Cinque anni fa, l’Olimpia ha vinto la partita di andata a Istanbul 72-69 con 18 punti di Kevin Punter. Quattro anni fa, l’Olimpia vinse a Istanbul 83-77 con 47-26 di parziale nel secondo tempo. Tra i precedenti, figura anche nella stagione 2013/14 la vittoria dell’Efes di uno a Istanbul con tripla di tabella allo scadere da 25 metri di Zoran Planinic. Nella partita di andata l’Olimpia si è imposta 97-93 dopo due tempi supplementari con 25 punti di Zach LeDay e 24 di Shavon Shields. In assoluto il record è 29-16 per l’Efes e include la finale di Coppa Korac del 1996.

Temo sarà una partita tutt’altro che semplice.
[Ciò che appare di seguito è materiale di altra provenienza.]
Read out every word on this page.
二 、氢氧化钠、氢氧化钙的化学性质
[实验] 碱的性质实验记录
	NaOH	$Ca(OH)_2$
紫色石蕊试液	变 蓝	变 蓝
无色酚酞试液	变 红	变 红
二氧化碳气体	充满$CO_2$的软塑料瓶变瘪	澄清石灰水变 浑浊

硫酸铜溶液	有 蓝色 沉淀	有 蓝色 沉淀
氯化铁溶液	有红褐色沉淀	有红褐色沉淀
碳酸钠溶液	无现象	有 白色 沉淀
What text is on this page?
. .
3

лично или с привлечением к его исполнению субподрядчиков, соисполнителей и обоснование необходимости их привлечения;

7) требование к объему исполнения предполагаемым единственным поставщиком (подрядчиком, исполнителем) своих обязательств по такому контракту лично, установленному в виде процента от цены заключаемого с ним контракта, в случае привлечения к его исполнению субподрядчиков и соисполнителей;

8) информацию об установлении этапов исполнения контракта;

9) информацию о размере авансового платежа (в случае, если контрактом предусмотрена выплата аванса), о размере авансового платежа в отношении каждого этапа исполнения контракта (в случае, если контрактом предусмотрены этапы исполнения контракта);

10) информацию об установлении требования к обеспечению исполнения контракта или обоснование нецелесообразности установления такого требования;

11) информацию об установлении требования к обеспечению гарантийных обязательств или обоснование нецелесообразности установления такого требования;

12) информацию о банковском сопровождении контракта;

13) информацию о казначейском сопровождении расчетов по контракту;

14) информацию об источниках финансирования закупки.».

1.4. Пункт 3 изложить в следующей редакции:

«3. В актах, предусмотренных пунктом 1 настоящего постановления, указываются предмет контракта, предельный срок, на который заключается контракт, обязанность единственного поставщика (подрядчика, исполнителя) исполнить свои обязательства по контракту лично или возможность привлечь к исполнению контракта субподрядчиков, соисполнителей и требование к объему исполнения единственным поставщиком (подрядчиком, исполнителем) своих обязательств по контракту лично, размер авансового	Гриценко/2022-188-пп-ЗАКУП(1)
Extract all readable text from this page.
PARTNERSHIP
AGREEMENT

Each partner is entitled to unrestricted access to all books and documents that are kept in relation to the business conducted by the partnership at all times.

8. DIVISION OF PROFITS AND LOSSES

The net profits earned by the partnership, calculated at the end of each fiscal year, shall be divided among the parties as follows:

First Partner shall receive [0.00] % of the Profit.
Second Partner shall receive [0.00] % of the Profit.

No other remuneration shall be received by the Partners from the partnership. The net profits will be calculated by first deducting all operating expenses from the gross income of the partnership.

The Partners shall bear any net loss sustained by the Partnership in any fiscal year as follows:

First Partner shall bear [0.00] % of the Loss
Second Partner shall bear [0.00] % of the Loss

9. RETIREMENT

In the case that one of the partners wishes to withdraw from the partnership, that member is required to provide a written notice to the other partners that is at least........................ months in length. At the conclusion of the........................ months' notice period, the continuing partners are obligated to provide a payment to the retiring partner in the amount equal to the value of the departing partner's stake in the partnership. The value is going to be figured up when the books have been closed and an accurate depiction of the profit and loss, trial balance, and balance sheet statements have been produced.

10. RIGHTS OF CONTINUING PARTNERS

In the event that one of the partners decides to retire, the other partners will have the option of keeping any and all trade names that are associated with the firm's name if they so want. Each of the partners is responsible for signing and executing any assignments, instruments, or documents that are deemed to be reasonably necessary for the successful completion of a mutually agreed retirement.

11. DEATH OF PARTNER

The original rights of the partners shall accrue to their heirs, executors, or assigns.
L’Efes rappresenta ad oggi la maggior delusione dell’EL, vengono da una serie di sconfitte consecutive, ma nonostante qualche assenza importante (Larkin e Poirier su tutti) restano pericolosissimi.
L’augurio è che i ragazzi siano sul pezzo per poter festeggiare come si deve il compleanno dell’Olimpia, le montagne russe prestazionali a cui siamo soggetti non mi lasciano affatto tranquillo…
Bene il rientro di Bolmaro, che reputo essere l’unico elemento insostituibile del roster.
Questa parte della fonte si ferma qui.